Being transcendent in the face of hatred and ignorance is the Morehouse way.

Well before we made him a Morehouse man in May 2013, as Barack Obama campaigned in early 2008 and his popularity and prospects grew, Oprah Winfrey drew on African-American and biblical history when she privately asked him a timeless question, "Are you the one?"

That is a dangerous question, because if you say, "I am the one," you may sound arrogant. But if you say, "No, I am not the one," you may sound uncertain, frivolous or worse. But without missing too much of a beat, candidate Obama gave a Morehouse answer when he wisely said, "Oprah, I am one of the ones."

Being confident and humble is the Morehouse way.

Some of you may be thinking, "Humble? We don't often hear 'humility' and 'Morehouse man' in the same sentence." You all have heard the phrase "You can tell a Morehouse man, but you can't tell him much." It is true that a number of our graduates have been diagnosed with a humility deficiency.

Some have suggested that we offer a course on humility at Morehouse College.

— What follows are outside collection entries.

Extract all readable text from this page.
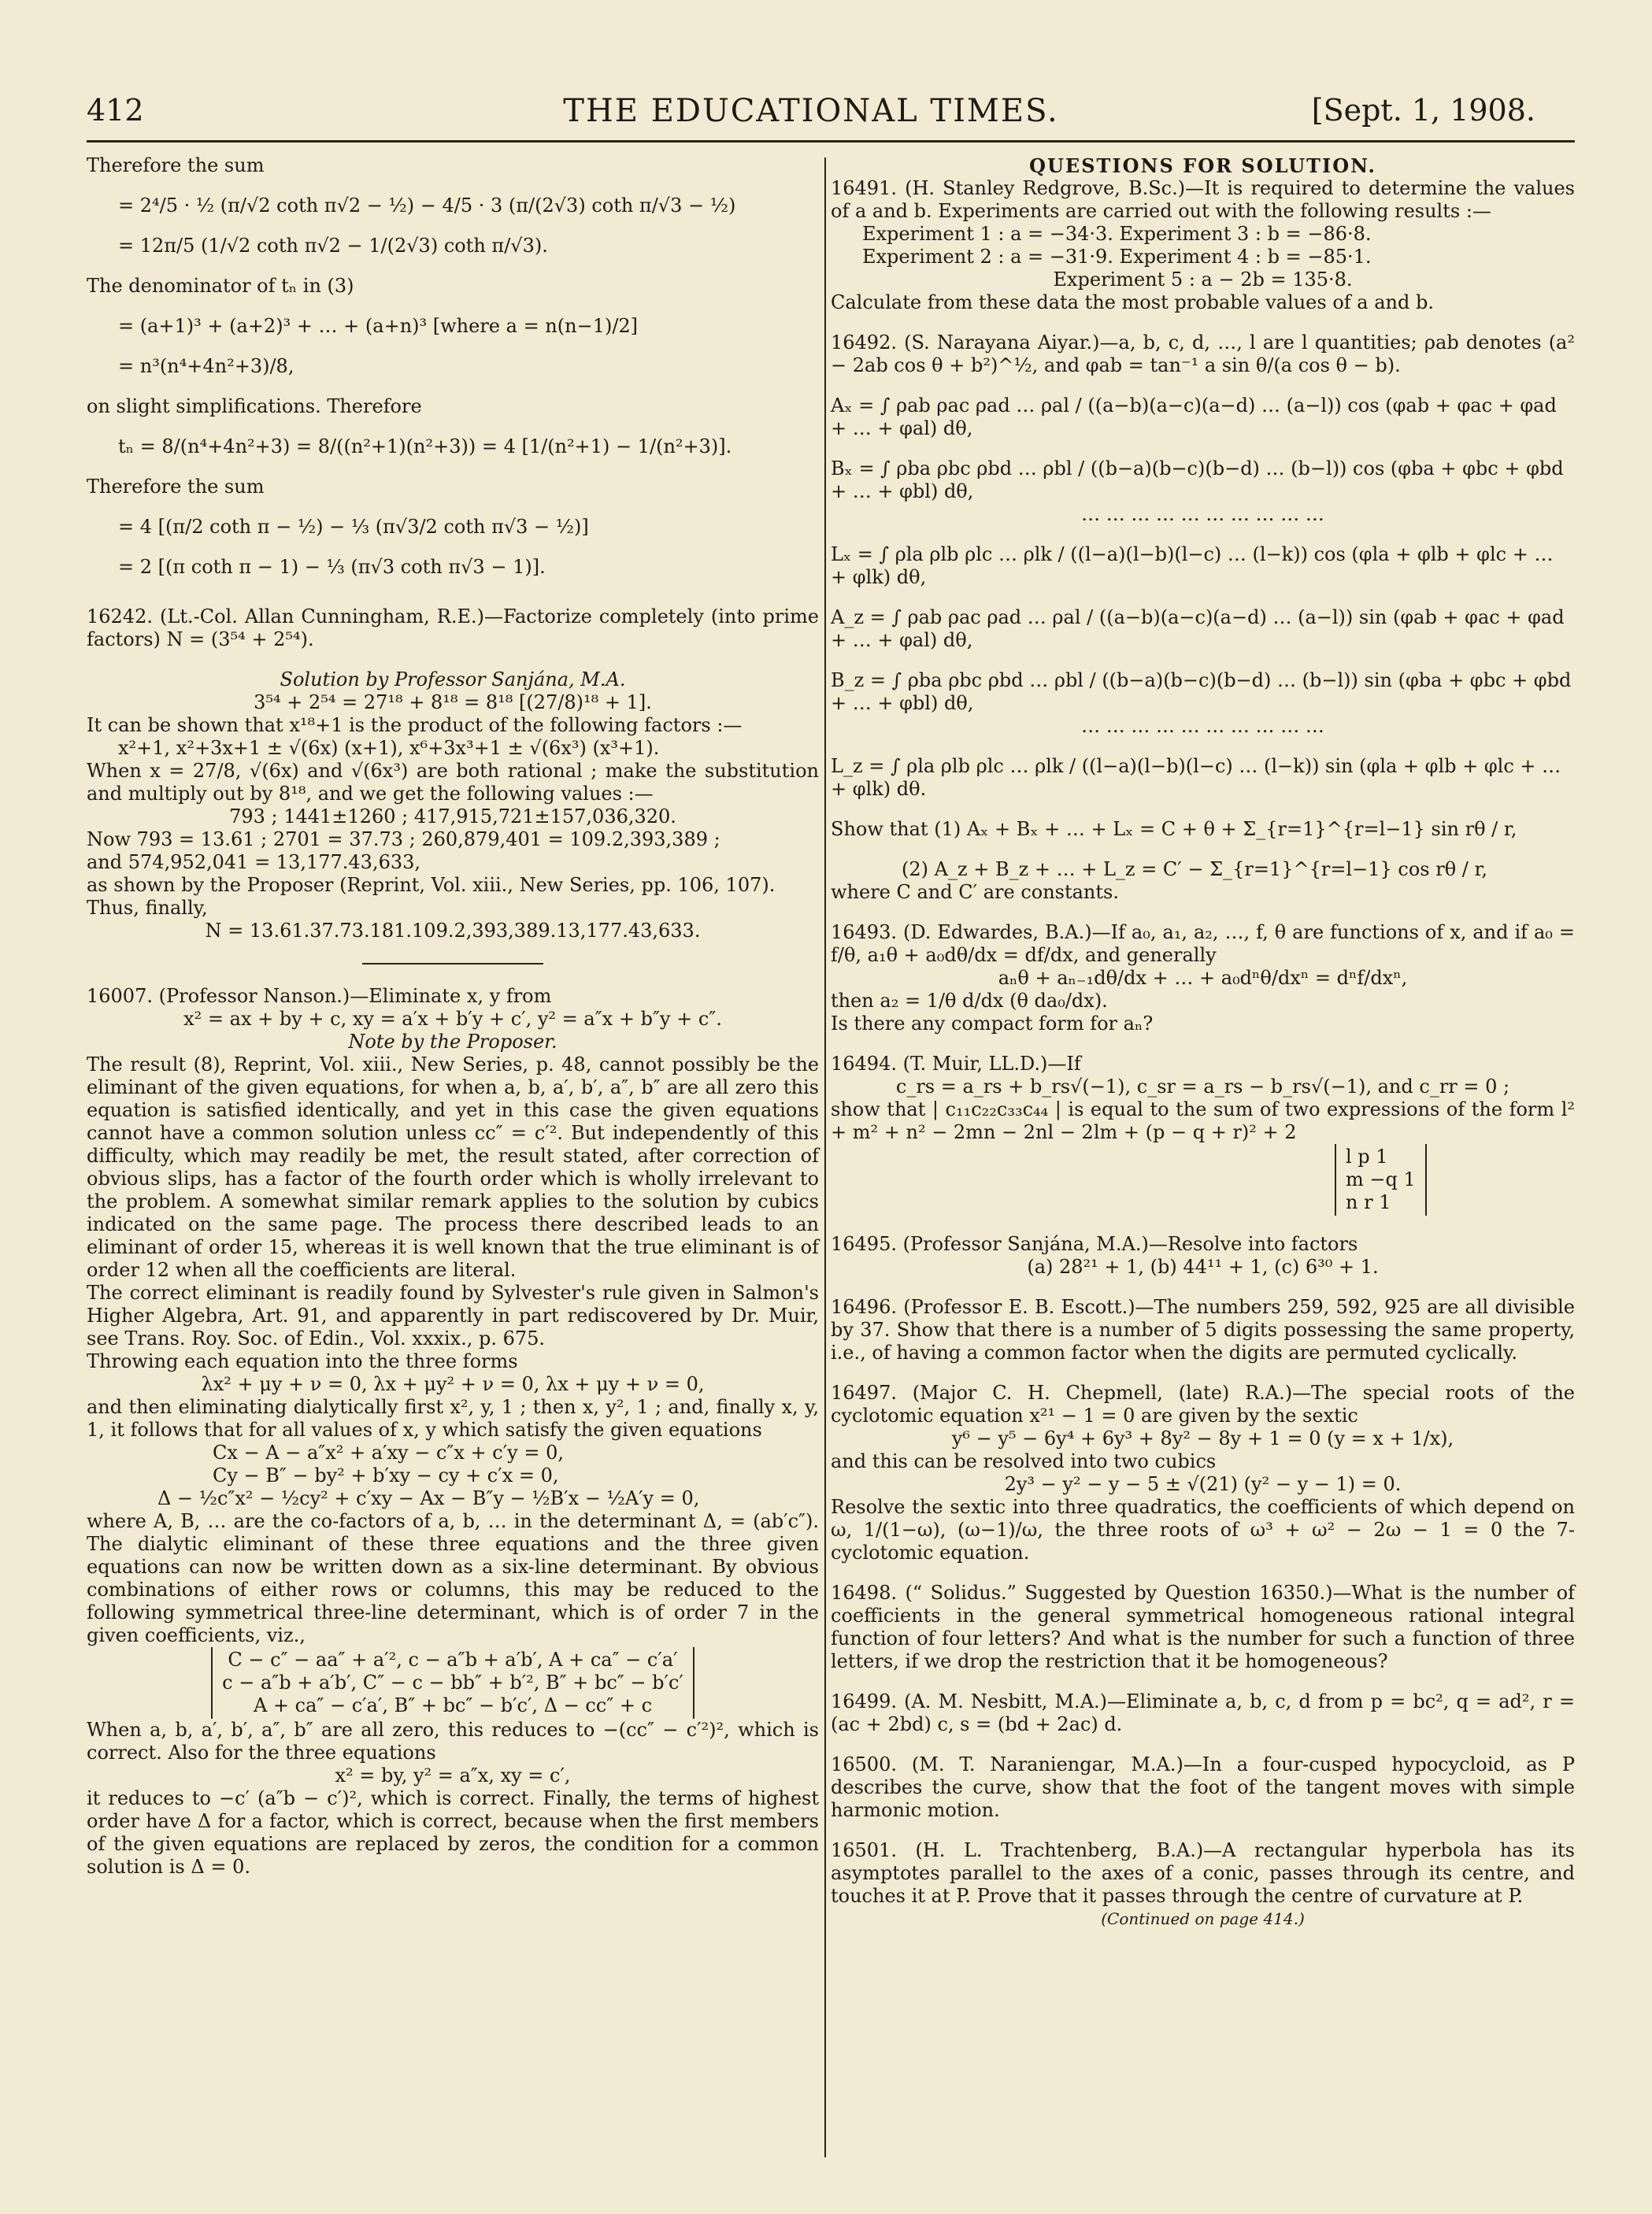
412	THE EDUCATIONAL TIMES.	[Sept. 1, 1908.

Therefore the sum

= 2⁴/5 · ½ (π/√2 coth π√2 − ½) − 4/5 · 3 (π/(2√3) coth π/√3 − ½)

= 12π/5 (1/√2 coth π√2 − 1/(2√3) coth π/√3).

The denominator of tₙ in (3)

= (a+1)³ + (a+2)³ + … + (a+n)³ [where a = n(n−1)/2]

= n³(n⁴+4n²+3)/8,

on slight simplifications. Therefore

tₙ = 8/(n⁴+4n²+3) = 8/((n²+1)(n²+3)) = 4 [1/(n²+1) − 1/(n²+3)].

Therefore the sum

= 4 [(π/2 coth π − ½) − ⅓ (π√3/2 coth π√3 − ½)]

= 2 [(π coth π − 1) − ⅓ (π√3 coth π√3 − 1)].

16242. (Lt.-Col. Allan Cunningham, R.E.)—Factorize completely (into prime factors) N = (3⁵⁴ + 2⁵⁴).

Solution by Professor Sanjána, M.A.

3⁵⁴ + 2⁵⁴ = 27¹⁸ + 8¹⁸ = 8¹⁸ [(27/8)¹⁸ + 1].

It can be shown that x¹⁸+1 is the product of the following factors :—

x²+1, x²+3x+1 ± √(6x) (x+1), x⁶+3x³+1 ± √(6x³) (x³+1).

When x = 27/8, √(6x) and √(6x³) are both rational ; make the substitution and multiply out by 8¹⁸, and we get the following values :—

793 ; 1441±1260 ; 417,915,721±157,036,320.

Now 793 = 13.61 ; 2701 = 37.73 ; 260,879,401 = 109.2,393,389 ;

and 574,952,041 = 13,177.43,633,

as shown by the Proposer (Reprint, Vol. xiii., New Series, pp. 106, 107). Thus, finally,

N = 13.61.37.73.181.109.2,393,389.13,177.43,633.

16007. (Professor Nanson.)—Eliminate x, y from

x² = ax + by + c, xy = a′x + b′y + c′, y² = a″x + b″y + c″.

Note by the Proposer.

The result (8), Reprint, Vol. xiii., New Series, p. 48, cannot possibly be the eliminant of the given equations, for when a, b, a′, b′, a″, b″ are all zero this equation is satisfied identically, and yet in this case the given equations cannot have a common solution unless cc″ = c′². But independently of this difficulty, which may readily be met, the result stated, after correction of obvious slips, has a factor of the fourth order which is wholly irrelevant to the problem. A somewhat similar remark applies to the solution by cubics indicated on the same page. The process there described leads to an eliminant of order 15, whereas it is well known that the true eliminant is of order 12 when all the coefficients are literal.

The correct eliminant is readily found by Sylvester's rule given in Salmon's Higher Algebra, Art. 91, and apparently in part rediscovered by Dr. Muir, see Trans. Roy. Soc. of Edin., Vol. xxxix., p. 675.

Throwing each equation into the three forms

λx² + μy + ν = 0, λx + μy² + ν = 0, λx + μy + ν = 0,

and then eliminating dialytically first x², y, 1 ; then x, y², 1 ; and, finally x, y, 1, it follows that for all values of x, y which satisfy the given equations

Cx − A − a″x² + a′xy − c″x + c′y = 0,

Cy − B″ − by² + b′xy − cy + c′x = 0,

Δ − ½c″x² − ½cy² + c′xy − Ax − B″y − ½B′x − ½A′y = 0,

where A, B, … are the co-factors of a, b, … in the determinant Δ, = (ab′c″). The dialytic eliminant of these three equations and the three given equations can now be written down as a six-line determinant. By obvious combinations of either rows or columns, this may be reduced to the following symmetrical three-line determinant, which is of order 7 in the given coefficients, viz.,

C − c″ − aa″ + a′², c − a″b + a′b′, A + ca″ − c′a′

c − a″b + a′b′, C″ − c − bb″ + b′², B″ + bc″ − b′c′

A + ca″ − c′a′, B″ + bc″ − b′c′, Δ − cc″ + c

When a, b, a′, b′, a″, b″ are all zero, this reduces to −(cc″ − c′²)², which is correct. Also for the three equations

x² = by, y² = a″x, xy = c′,

it reduces to −c′ (a″b − c′)², which is correct. Finally, the terms of highest order have Δ for a factor, which is correct, because when the first members of the given equations are replaced by zeros, the condition for a common solution is Δ = 0.

QUESTIONS FOR SOLUTION.

16491. (H. Stanley Redgrove, B.Sc.)—It is required to determine the values of a and b. Experiments are carried out with the following results :—

Experiment 1 : a = −34·3. Experiment 3 : b = −86·8.

Experiment 2 : a = −31·9. Experiment 4 : b = −85·1.

Experiment 5 : a − 2b = 135·8.

Calculate from these data the most probable values of a and b.

16492. (S. Narayana Aiyar.)—a, b, c, d, …, l are l quantities; ρab denotes (a² − 2ab cos θ + b²)^½, and φab = tan⁻¹ a sin θ/(a cos θ − b).

Aₓ = ∫ ρab ρac ρad … ρal / ((a−b)(a−c)(a−d) … (a−l)) cos (φab + φac + φad + … + φal) dθ,

Bₓ = ∫ ρba ρbc ρbd … ρbl / ((b−a)(b−c)(b−d) … (b−l)) cos (φba + φbc + φbd + … + φbl) dθ,

… … … … … … … … … …

Lₓ = ∫ ρla ρlb ρlc … ρlk / ((l−a)(l−b)(l−c) … (l−k)) cos (φla + φlb + φlc + … + φlk) dθ,

A_z = ∫ ρab ρac ρad … ρal / ((a−b)(a−c)(a−d) … (a−l)) sin (φab + φac + φad + … + φal) dθ,

B_z = ∫ ρba ρbc ρbd … ρbl / ((b−a)(b−c)(b−d) … (b−l)) sin (φba + φbc + φbd + … + φbl) dθ,

… … … … … … … … … …

L_z = ∫ ρla ρlb ρlc … ρlk / ((l−a)(l−b)(l−c) … (l−k)) sin (φla + φlb + φlc + … + φlk) dθ.

Show that (1) Aₓ + Bₓ + … + Lₓ = C + θ + Σ_{r=1}^{r=l−1} sin rθ / r,

(2) A_z + B_z + … + L_z = C′ − Σ_{r=1}^{r=l−1} cos rθ / r,

where C and C′ are constants.

16493. (D. Edwardes, B.A.)—If a₀, a₁, a₂, …, f, θ are functions of x, and if a₀ = f/θ, a₁θ + a₀dθ/dx = df/dx, and generally

aₙθ + aₙ₋₁dθ/dx + … + a₀dⁿθ/dxⁿ = dⁿf/dxⁿ,

then a₂ = 1/θ d/dx (θ da₀/dx).

Is there any compact form for aₙ?

16494. (T. Muir, LL.D.)—If

c_rs = a_rs + b_rs√(−1), c_sr = a_rs − b_rs√(−1), and c_rr = 0 ;

show that | c₁₁c₂₂c₃₃c₄₄ | is equal to the sum of two expressions of the form l² + m² + n² − 2mn − 2nl − 2lm + (p − q + r)² + 2

l p 1

m −q 1

n r 1

16495. (Professor Sanjána, M.A.)—Resolve into factors

(a) 28²¹ + 1, (b) 44¹¹ + 1, (c) 6³⁰ + 1.

16496. (Professor E. B. Escott.)—The numbers 259, 592, 925 are all divisible by 37. Show that there is a number of 5 digits possessing the same property, i.e., of having a common factor when the digits are permuted cyclically.

16497. (Major C. H. Chepmell, (late) R.A.)—The special roots of the cyclotomic equation x²¹ − 1 = 0 are given by the sextic

y⁶ − y⁵ − 6y⁴ + 6y³ + 8y² − 8y + 1 = 0 (y = x + 1/x),

and this can be resolved into two cubics

2y³ − y² − y − 5 ± √(21) (y² − y − 1) = 0.

Resolve the sextic into three quadratics, the coefficients of which depend on ω, 1/(1−ω), (ω−1)/ω, the three roots of ω³ + ω² − 2ω − 1 = 0 the 7-cyclotomic equation.

16498. (“ Solidus.” Suggested by Question 16350.)—What is the number of coefficients in the general symmetrical homogeneous rational integral function of four letters? And what is the number for such a function of three letters, if we drop the restriction that it be homogeneous?

16499. (A. M. Nesbitt, M.A.)—Eliminate a, b, c, d from p = bc², q = ad², r = (ac + 2bd) c, s = (bd + 2ac) d.

16500. (M. T. Naraniengar, M.A.)—In a four-cusped hypocycloid, as P describes the curve, show that the foot of the tangent moves with simple harmonic motion.

16501. (H. L. Trachtenberg, B.A.)—A rectangular hyperbola has its asymptotes parallel to the axes of a conic, passes through its centre, and touches it at P. Prove that it passes through the centre of curvature at P.

(Continued on page 414.)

We will indeed consider developing such a course on humility, but if we do, I need a promise that no alumnus will stand and boldly declare, "We offer the best course on humility in the world!"

IT'S UP TO US!

After receiving my doctorate in 1985, I visited my grandmother, who suggested that I ought to set out to lead a black college. I asked her why, and she said, "Because that's the kind of work that'll get you into heaven."

Right now it'll be heaven enough for me to see a world of our dreams right here at Morehouse College.

There really is no other work that I would rather be doing:
  • Pursuing a new kind of freedom;
  • Getting more certain about our character -- in and for these times;
  • Strengthening all three academic divisions like never before;
  • Forging new and powerful relationships with Africa and the world in honor of Ambassador Andrew Young;
  • Developing a major new educational initiative in honor of Dr. King;
  • Becoming the epicenter for the best research, teaching and practices for addressing the condition of the African-American male;
  • Ensuring innovative surges of strength in science, technology, engineering, arts, mathematics and entrepreneurism;
  • Completely redefining what it means to fulfill student potential;
  • And finally realizing both capital and character preeminence -- the world of our dreams!

We face big challenges! But for a long time that has been as true as our imperative to meet them.

So, speaking of meeting them, I close by taking you back to my senior year here. It was a heady time. We were within days of our graduation right here in a brand-new King Chapel. As a writer for the Maroon Tiger newspaper, I had been a critic of Morehouse. I yearned for it to be a better place. We all did, especially as we were preparing to leave this campus to go on with our lives.

I shall never forget a conversation I had with Rodney Thaxton, among our greatest classmates, who lost his life some 20 years ago. At the time I had recently reread Invisible Man by Ralph Ellison, and I remember pointing Rodney to my favorite passage in that book. Ellison describes the statue in front of the Tuskegee Institute, the iconic image of Booker T. Washington lifting a veil of ignorance from the face of a newly freed slave.

This bronze statue was a frozen moment in time, and Ellison makes his character gaze at it and ask whether the fictional college president was actually lifting the veil or lowering it more firmly into place.

So, with that as backdrop, I pointed Rodney to our Morehouse logo, a different frozen moment in time.

I said, "Rodney, look at the clouds. Are the clouds rolling in to block the sun, or are they burning off to make way for the light of a new day?"

Without much of a pause, Rodney offered a Morehouse response when he simply said, "Wilson, I am quite certain that's up to us!"

Ladies and gentlemen, I am quite certain too. I am quite certain that realizing the world of our dreams on this campus and on this Earth is, in God's name, up to us!